Her first two self-released albums, The Small Time (2000) and Homewrecker (2002), received critical acclaim and earned her a following on the west coast. A third self-release, Bootlegger, Vol. 1, which DeLisle calls “a very rough live record,” was released in 2003.
Homewrecker received a glowing review in Billboard that caught the eye of Sugar Hill. “I always said I’d never sign with a record label, but when I met with the people at Sugar Hill, I knew it was the right place for me,” DeLisle says. “During the making of the record, they respected me in all ways and gave me free reign to make the album I had envisioned.”
The resulting album takes DeLisle’s music in a new direction. The Small Time was organic and traded genres on every other song, while Homewrecker “rocked out,” as DeLisle puts it. By contrast, The Graceful Ghost plays like a finely constructed novel, full of stories and vivid characters.
In a voice that is equal parts Kelly Willis, Tammy Wynette and Bobbie Gentry, DeLisle delivers twelve songs on an album that is held together by a love for mountain music, which is surprising since DeLisle was raised on the sunny California coast. However, she has been a lifelong fan of the Carter Family, and has always loved themes common to much mountain music: heartbreak, loss, and redemption.
“I’ve never experienced living in Appalachia, of course, but there is a similarity to my own family’s experience,” she reasons. “Living in those mountains in the past was a hard life, and my own ancestors in Ireland and Mexico experienced that, too.” DeLisle’s father, who is Dutch-Irish, often sang old Irish ballads to her, and her maternal grandmother, who is Mexican, told her the many tales of poverty, despair, and ultimate beauty of her ancestors’ lives in Mexico.

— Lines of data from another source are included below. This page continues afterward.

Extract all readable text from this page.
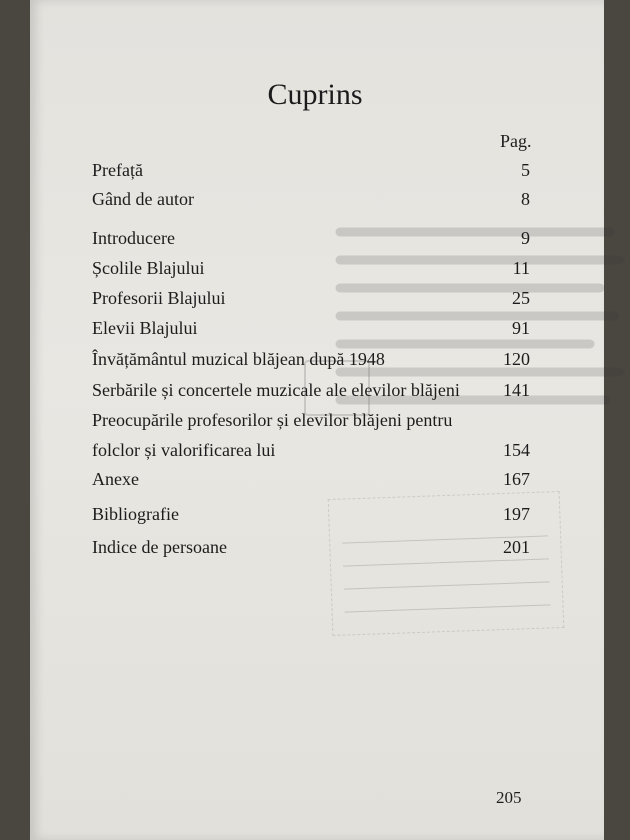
Cuprins
Pag.
Prefață	5
Gând de autor	8
Introducere	9
Școlile Blajului	11
Profesorii Blajului	25
Elevii Blajului	91
Învățământul muzical blăjean după 1948	120
Serbările și concertele muzicale ale elevilor blăjeni 141
Preocupările profesorilor și elevilor blăjeni pentru
folclor și valorificarea lui	154
Anexe	167
Bibliografie	197
Indice de persoane	201
205
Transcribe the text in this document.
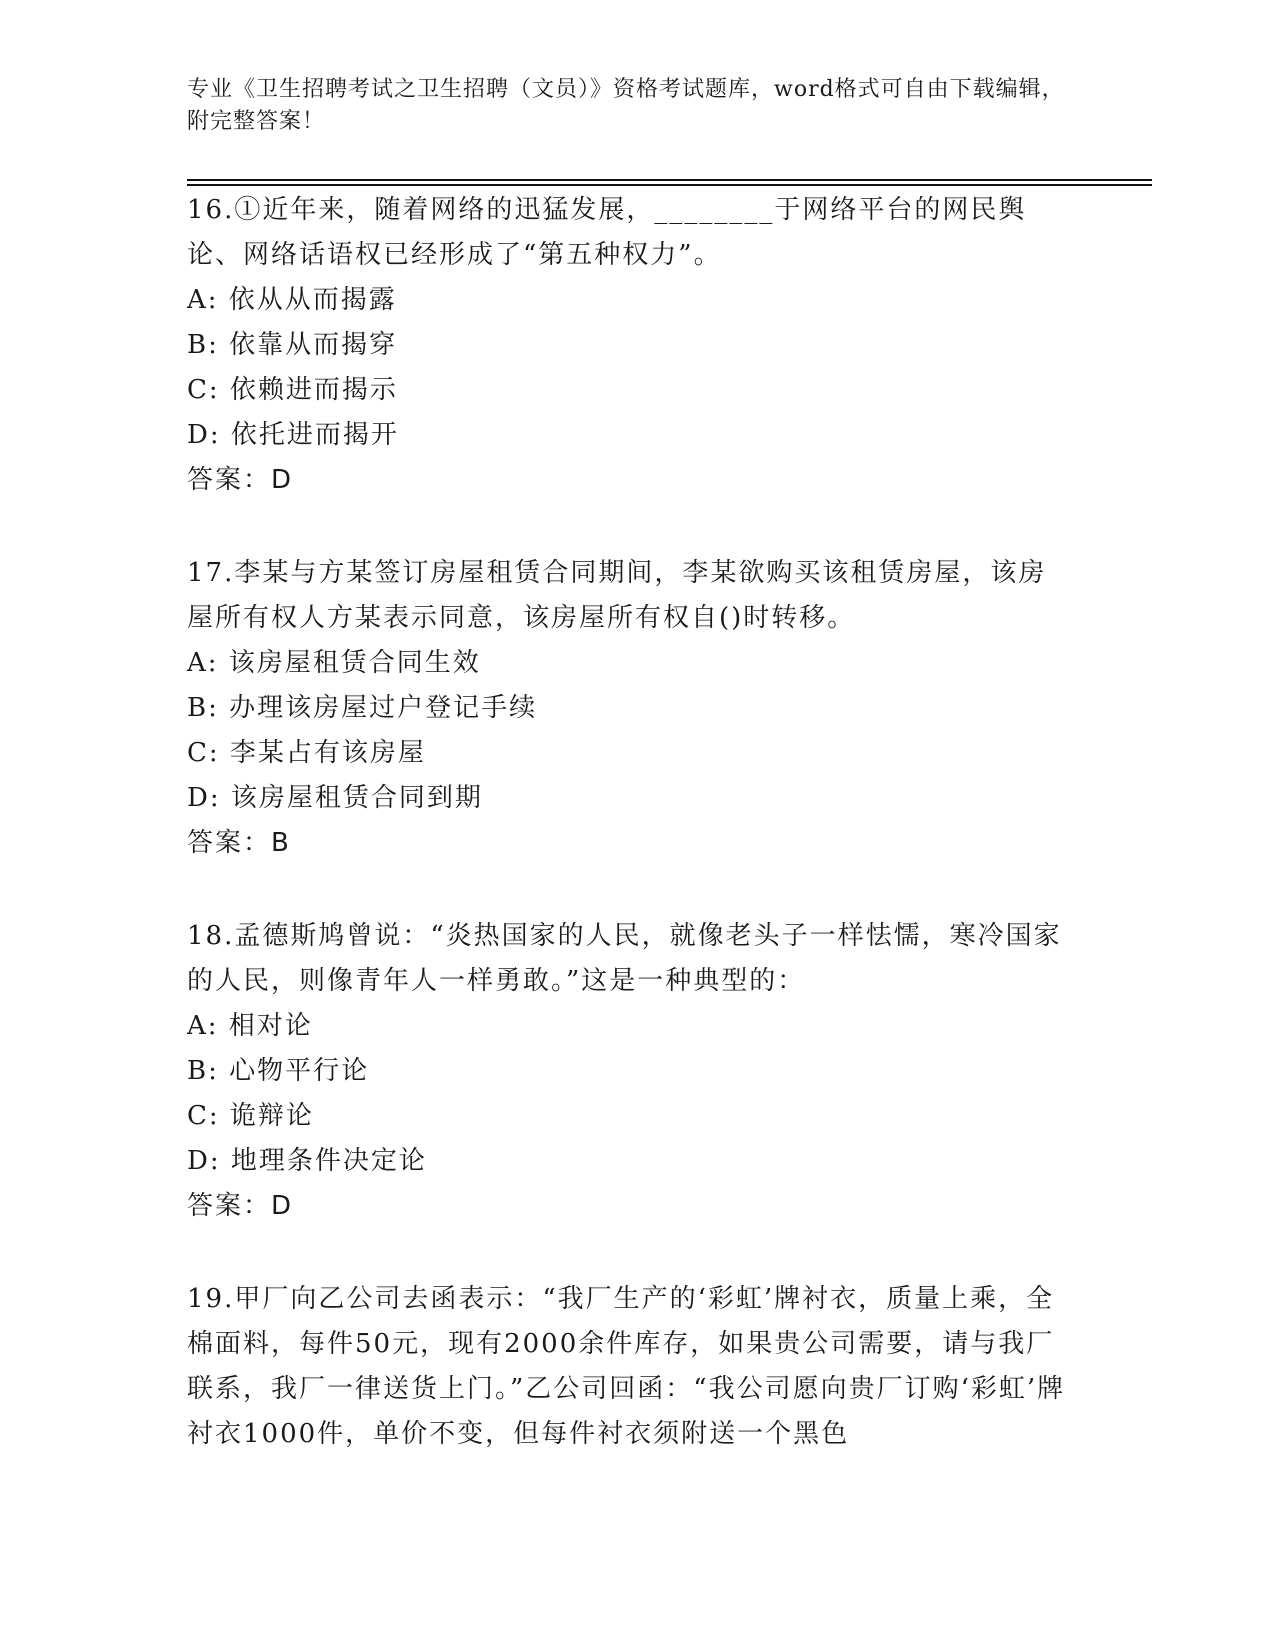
专业《卫生招聘考试之卫生招聘（文员）》资格考试题库，word格式可自由下载编辑，附完整答案！

16.①近年来，随着网络的迅猛发展，________于网络平台的网民舆论、网络话语权已经形成了“第五种权力”。

A: 依从从而揭露

B: 依靠从而揭穿

C: 依赖进而揭示

D: 依托进而揭开

答案：D

17.李某与方某签订房屋租赁合同期间，李某欲购买该租赁房屋，该房屋所有权人方某表示同意，该房屋所有权自()时转移。

A: 该房屋租赁合同生效

B: 办理该房屋过户登记手续

C: 李某占有该房屋

D: 该房屋租赁合同到期

答案：B

18.孟德斯鸠曾说：“炎热国家的人民，就像老头子一样怯懦，寒冷国家的人民，则像青年人一样勇敢。”这是一种典型的：

A: 相对论

B: 心物平行论

C: 诡辩论

D: 地理条件决定论

答案：D

19.甲厂向乙公司去函表示：“我厂生产的‘彩虹’牌衬衣，质量上乘，全棉面料，每件50元，现有2000余件库存，如果贵公司需要，请与我厂联系，我厂一律送货上门。”乙公司回函：“我公司愿向贵厂订购‘彩虹’牌衬衣1000件，单价不变，但每件衬衣须附送一个黑色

“And there’s that feeling of community you find in mountain music,” she continues. “The old-fashioned values, the sense of togetherness. That’s the way my family was. Plus, no other music honors the past like mountain music. It keeps stories alive down through the ages.”
DeLisle wanted the album to be “like a little snapshot of a time that’s past. People still yearn for that,” she says. “This record is sweet and innocent and moving, and I think people see that as an escape. It’s something we all want.”
The Graceful Ghost covers the old-time landscape well, from the aforementioned devil-beauty of “The Jewel Of Abilene” to the ancient-sounding ballads “Katy Allen” and “Sawyer”. There is the tender gospel hymn “Sweet Savior’s Arms”, which very much pacified DeLisle’s mother, who thought her daughter “was going to hell for recording Homewrecker.” DeLisle’s mother loves the new album so much that she’s asked for copies to give to everybody at her church.
There’s also the Johnny Cash beat of “Sharecroppin’ Man”, and the haunting, poetic “Walking In A Line”, which she sees as an homage to Hank Williams’ “Sweet Love Ain’t Around”. DeLisle’s beloved Louvin Brothers would have been right at home singing “Tell Me True”, while “Turtle Dove” is dedicated to A.P. Carter and is about “the way he longed for Sara after she left him,” DeLisle says. “I had such a sad image of him, waiting for her to come back.” All the songs were written by DeLisle except for “This White Circle On My Finger”, originally recorded by Kitty Wells. DeLisle wrote “Black Haired Boy” for Hammond, who duets on the song with her. In fact, DeLisle’s courtship with Hammond informs most of the songs, she says. “When you fall in love with a musician, you know that you’re going to be separated a lot, but I really missed Murry when he was on the road.”